In Memoriam:
A Dean Remembered

Glenn Richard Lee served as dean of the School of Medicine from 1978–1984.

This portrait of Lee was painted by Randall Lake in 1985. It is located in the Spencer S. Eccles Health Sciences Library.

 

Glenn Richard Lee, MD
1932–2022

Glenn Richard Lee, MD, former dean in the School of Medicine, passed away at age 90 on December 17, 2022. Lee graduated from East High School in Salt Lake City, attended medical school at the University of Utah, and trained as a hematologist at Boston City Hospital (Harvard Service). After service as a clinical associate for the National Cancer Institute, he completed a fellowship in hematology at the University of Utah School of Medicine, where he went on to research blood disorders, serve as a professor of medicine, and practice hematology. This is also where he met his wife of 50 years, Pamela Ridd Lee.

Lee loved books and dedicated his talents as both a contributor and lead editor to several editions of the medical textbook Wintrobe’s Clinical Hematology. He was appointed dean of the School of Medicine in 1978, a role he occupied for six years before becoming chief of staff at the Veterans Administration Hospital in Salt Lake City. In 1995, Lee retired.

A devoted husband and father, Lee was the son of a big band leader and developed his own skills into becoming a talented jazz pianist.

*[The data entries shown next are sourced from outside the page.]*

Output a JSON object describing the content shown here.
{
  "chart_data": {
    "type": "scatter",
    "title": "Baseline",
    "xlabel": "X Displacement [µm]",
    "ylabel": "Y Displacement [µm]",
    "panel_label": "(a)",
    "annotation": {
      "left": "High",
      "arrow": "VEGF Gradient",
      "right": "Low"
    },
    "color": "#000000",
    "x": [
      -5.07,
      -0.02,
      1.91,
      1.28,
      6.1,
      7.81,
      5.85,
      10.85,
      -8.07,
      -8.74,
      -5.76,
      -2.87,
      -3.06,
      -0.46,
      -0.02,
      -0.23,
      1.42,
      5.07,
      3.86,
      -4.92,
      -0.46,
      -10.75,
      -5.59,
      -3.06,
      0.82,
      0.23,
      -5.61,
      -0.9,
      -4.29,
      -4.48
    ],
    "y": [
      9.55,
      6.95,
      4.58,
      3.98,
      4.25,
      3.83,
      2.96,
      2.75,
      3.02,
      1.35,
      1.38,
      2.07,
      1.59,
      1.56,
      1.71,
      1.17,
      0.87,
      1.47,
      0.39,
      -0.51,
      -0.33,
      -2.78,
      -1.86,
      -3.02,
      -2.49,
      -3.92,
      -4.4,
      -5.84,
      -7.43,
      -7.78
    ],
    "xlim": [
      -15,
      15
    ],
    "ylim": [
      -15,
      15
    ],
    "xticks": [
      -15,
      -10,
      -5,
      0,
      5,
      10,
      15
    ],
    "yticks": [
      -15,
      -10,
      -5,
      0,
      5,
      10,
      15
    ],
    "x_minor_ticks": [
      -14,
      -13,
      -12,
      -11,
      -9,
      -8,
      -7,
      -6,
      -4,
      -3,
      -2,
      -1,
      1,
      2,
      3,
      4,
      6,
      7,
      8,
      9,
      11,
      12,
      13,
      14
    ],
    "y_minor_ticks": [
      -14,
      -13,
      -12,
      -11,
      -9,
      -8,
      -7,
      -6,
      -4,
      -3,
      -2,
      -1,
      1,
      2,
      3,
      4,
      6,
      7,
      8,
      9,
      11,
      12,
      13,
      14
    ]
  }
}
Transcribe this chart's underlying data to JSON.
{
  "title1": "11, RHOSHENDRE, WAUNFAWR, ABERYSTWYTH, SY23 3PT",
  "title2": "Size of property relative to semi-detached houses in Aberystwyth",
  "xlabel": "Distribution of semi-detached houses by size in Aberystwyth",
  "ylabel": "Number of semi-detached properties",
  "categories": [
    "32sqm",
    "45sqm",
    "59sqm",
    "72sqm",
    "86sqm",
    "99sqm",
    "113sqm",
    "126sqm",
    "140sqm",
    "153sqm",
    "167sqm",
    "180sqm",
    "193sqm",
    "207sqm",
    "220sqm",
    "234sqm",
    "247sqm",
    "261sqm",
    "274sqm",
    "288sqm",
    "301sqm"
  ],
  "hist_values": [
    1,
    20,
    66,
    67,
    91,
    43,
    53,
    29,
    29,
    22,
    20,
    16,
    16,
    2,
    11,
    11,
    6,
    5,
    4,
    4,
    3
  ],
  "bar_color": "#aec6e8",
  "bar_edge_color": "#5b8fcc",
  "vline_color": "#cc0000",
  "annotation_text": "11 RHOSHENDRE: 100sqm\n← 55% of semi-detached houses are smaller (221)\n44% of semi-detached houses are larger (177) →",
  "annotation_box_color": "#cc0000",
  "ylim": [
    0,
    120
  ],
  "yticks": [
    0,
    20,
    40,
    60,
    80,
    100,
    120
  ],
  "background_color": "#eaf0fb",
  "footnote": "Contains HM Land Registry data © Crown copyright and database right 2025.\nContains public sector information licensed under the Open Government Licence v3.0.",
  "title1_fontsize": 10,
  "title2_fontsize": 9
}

He was Life Master in Bridge, a feat that requires earning 300 or more masterpoints as recorded by the American Bridge Contract League.

Lee loved spending time with his family and is survived by his younger sister, Linda Lee Fox; his two daughters, Jennifer Lee Todd and Cynthia Lee McAllister; his grandchildren, Glenn Michael Todd, Matthew Joseph Todd, Sarah Lynn McAllister Kauer, Emily Jane McAllister Brown, Abby Lee McAllister, and Joshua Adam McAllister; and two great grandsons: Oliver James Kauer and Kalvin Samuel Kauer.

 

“Dr. Lee was the dean for my last two years of medical school. He was highly respected and well-liked by all. I never formally met Dr. Lee, but during my second year of medical school, I was invited to present a research project at the student meetings in Carmel, California. Dean Lee sent me a handwritten personal note congratulating me on what was a very modest recognition. In it he said that such an honor “predicted great things” for my future. As a pretty average student in a class of superstars, I appreciated the unexpected encouragement from the leader of the medical school, and obviously I never forgot it.”